On August 14, 2017, the Southern District of New York determined that Costco Wholesale Corp. owed Tiffany and Co. over $19 million in damages for trademark infringement.
The case arose out of Costco’s marketing and display of non-Tiffany-brand solitaire diamond rings proximate to signage reading “Platinum Tiffany” and “Round Diamond Ring,” or “Platinum Tiffany” and “Round Brilliant Solitaire Ring.” On September 8, 2015, the court granted Tiffany summary judgement, holding Costco liable for trademark infringement and trademark counterfeiting. A jury trial was subsequently held on Tiffany’s claim seeking damages, including profits, and statutory and punitive damages. The jury estimated Costco’s profits dating back to 2007 to be $3.7 million, but finding that sum inadequate to compensate Tiffany, added a further $1.8 million to the award. In addition, the jury awarded Tiffany $2 million in statutory damages and $8.25 million in punitive damages.
The court treated the jury’s profit determination as advisory, reciting its own independent findings of fact and conclusions of law. It found that Tiffany had proved that Costco’s sales, net of returns, were approximately $7.2 million during the relevant period. The court was unpersuaded by Costco’s expert’s testimony that Costco’s profits were limited to a 10.31% margin because credible evidence showed that Costco’s profits also include substantial sums derived from warehouse membership fees, which enable Costco to charge less of a markup on individual products. Accordingly, the court stated:
In light of the role of the membership fees in Costco’s business model and of its use of Tiffany’s mark in selling fine jewelry, which is prominently displayed at the entrance of the stores to catch the eye of the customer, the Court finds it necessary and appropriate as an equitable matter to impute a sufficient portion of the membership revenue to the sale of these rings to bring the recoverable profit margin on the rights into the profit margin range of a typical run-of-the-mill jewelry store, which is approximately 50-100%.
Because of this, the court found the jury’s advisory award of $3.7 million in profits, which was slightly more than 50% of the sales revenue proven in connection with those sales, was an appropriate award attributable to the infringing sales. It disagreed, however that this award was inadequate and that an additional award of $1.8 million was necessary. Finding no extenuating circumstances that warranted a denial of treble damages, the court found Tiffany was entitled to recover $11.1 million total, as well as its reasonable attorney’s fees.

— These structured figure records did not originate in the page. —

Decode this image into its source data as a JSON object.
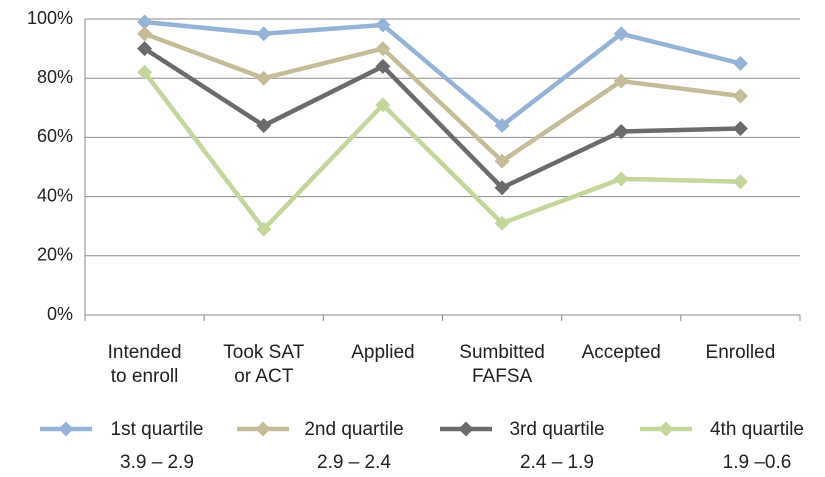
{
  "chart_data": {
    "type": "line",
    "categories": [
      "Intended\nto enroll",
      "Took SAT\nor ACT",
      "Applied",
      "Sumbitted\nFAFSA",
      "Accepted",
      "Enrolled"
    ],
    "series": [
      {
        "name": "1st quartile\n3.9 – 2.9",
        "color": "#95b3d7",
        "values": [
          99,
          95,
          98,
          64,
          95,
          85
        ]
      },
      {
        "name": "2nd quartile\n2.9 – 2.4",
        "color": "#c4bd97",
        "values": [
          95,
          80,
          90,
          52,
          79,
          74
        ]
      },
      {
        "name": "3rd quartile\n2.4 – 1.9",
        "color": "#6b6b6b",
        "values": [
          90,
          64,
          84,
          43,
          62,
          63
        ]
      },
      {
        "name": "4th quartile\n1.9 –0.6",
        "color": "#c3d69b",
        "values": [
          82,
          29,
          71,
          31,
          46,
          45
        ]
      }
    ],
    "ylim": [
      0,
      100
    ],
    "yticks": [
      {
        "value": 0,
        "label": "0%"
      },
      {
        "value": 20,
        "label": "20%"
      },
      {
        "value": 40,
        "label": "40%"
      },
      {
        "value": 60,
        "label": "60%"
      },
      {
        "value": 80,
        "label": "80%"
      },
      {
        "value": 100,
        "label": "100%"
      }
    ],
    "grid": true,
    "legend": "bottom"
  }
}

The court rejected Costco’s arguments regarding the punitive damages award, finding it allowable under New York law, justified by the trial evidence, and not unconstitutional or otherwise excessive. The final tally: Tiffany was entitled to recover trebled profits of $11.1 million (or, in the alternative, $2 million in statutory damages), and punitive damages of $8.25 million.
The case is Tiffany and Co. v. Costco Wholesale Corp., No. 1:13-cv-01041-LTS-DCF.